Test Policy view can be used to fine-tune your selected test policy.

About this task

You can fine-tune the current test policy by adding or deleting tests, and also export the changed configuration as a user-defined test policy for future use.

Procedure

  1. In the Scan Configuration dialog box, click Test Policy (or in Scan Configuration Wizard > Test Policy).

    The upper area lists all AppScan® tests and indicates which are included in the current scan (check box selected).

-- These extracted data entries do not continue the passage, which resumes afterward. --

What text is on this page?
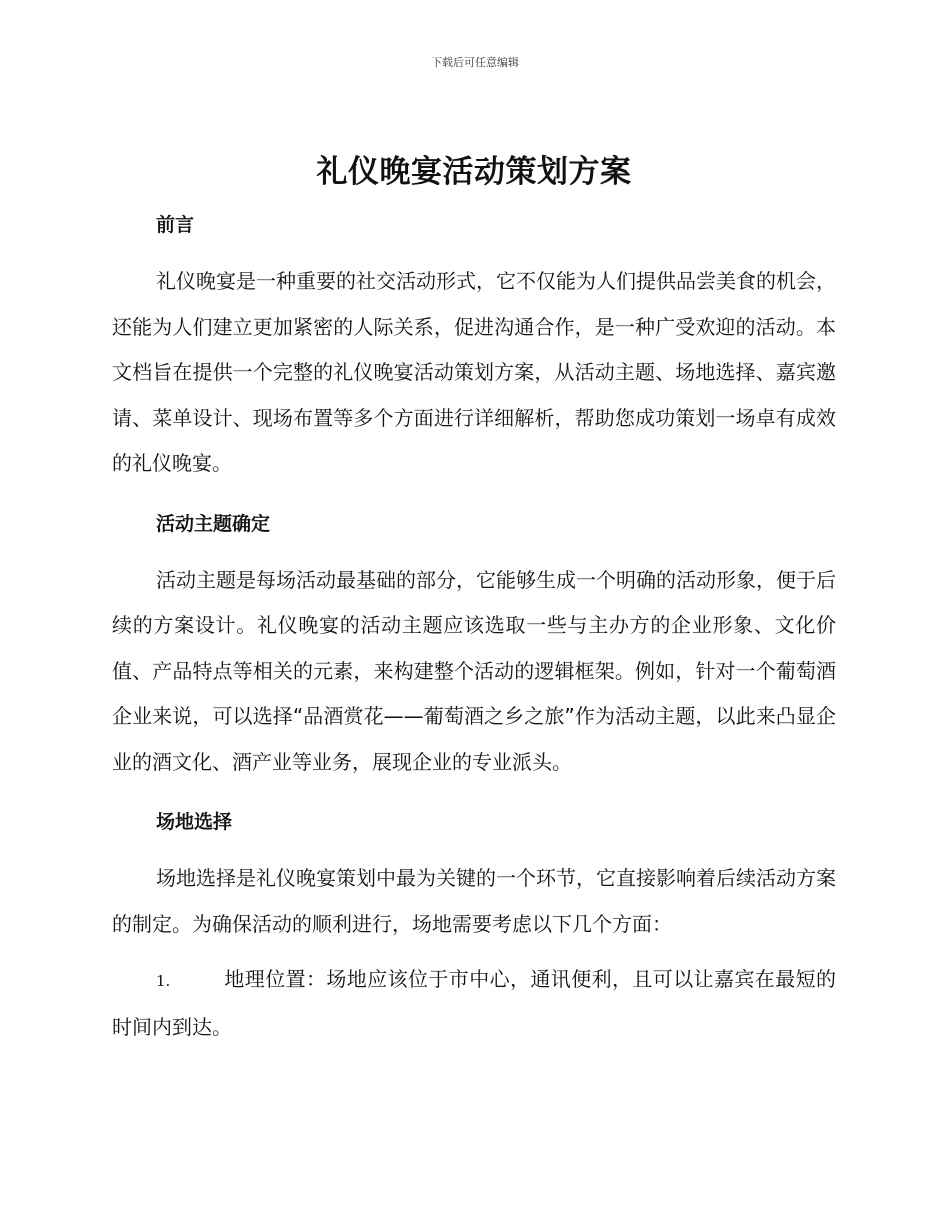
下载后可任意编辑
礼仪晚宴活动策划方案
前言

礼仪晚宴是一种重要的社交活动形式，它不仅能为人们提供品尝美食的机会，还能为人们建立更加紧密的人际关系，促进沟通合作，是一种广受欢迎的活动。本文档旨在提供一个完整的礼仪晚宴活动策划方案，从活动主题、场地选择、嘉宾邀请、菜单设计、现场布置等多个方面进行详细解析，帮助您成功策划一场卓有成效的礼仪晚宴。

活动主题确定

活动主题是每场活动最基础的部分，它能够生成一个明确的活动形象，便于后续的方案设计。礼仪晚宴的活动主题应该选取一些与主办方的企业形象、文化价值、产品特点等相关的元素，来构建整个活动的逻辑框架。例如，针对一个葡萄酒企业来说，可以选择“品酒赏花——葡萄酒之乡之旅”作为活动主题，以此来凸显企业的酒文化、酒产业等业务，展现企业的专业派头。

场地选择

场地选择是礼仪晚宴策划中最为关键的一个环节，它直接影响着后续活动方案的制定。为确保活动的顺利进行，场地需要考虑以下几个方面：

1.	地理位置：场地应该位于市中心，通讯便利，且可以让嘉宾在最短的时间内到达。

  2. Include/exclude tests or variants by selecting/deselecting the check box(es). (To view individual variants, click the + icon next to a Test Name.)
    Note: For each test the following information is listed: Name, Variant ID, CVE ID, CWE ID, Severity assigned to the issue (and whether the severity is CVSS or user-assigned), Type, Invasiveness, WASC threat classification, and XFID (X-Force ID). You can Sort tests by any of these fields, by clicking on the column header.
    Note: The Search facility lets you search for tests using free text search.
  3. In the Information field at the top right of the dialog, you can edit the description.
  4. New tests are continually being added to AppScan's database of tests. By default, all new tests except Invasive tests are added to all user-defined test policies. However, you can define which groups in your policy will be updated: Click Update Settings, select/deselect check boxes in the Test Policy Update Settings dialog box as required, then click OK.


    The dialog box contains three groups: Test Type, Test Invasiveness, and Test Severity. Only the tests that belong to a selected category in all three groups will be added to the current policy, when new tests are added to your AppScan database of tests. For example: If you select High Severity, but deselect Invasive, high severity, invasive tests will not be added to this policy when updates become available.

  5. You can optionally give the scan a name and save it for future use (click Export, and save in .policy format).
  6. Click OK to save the changes to the current Test Policy.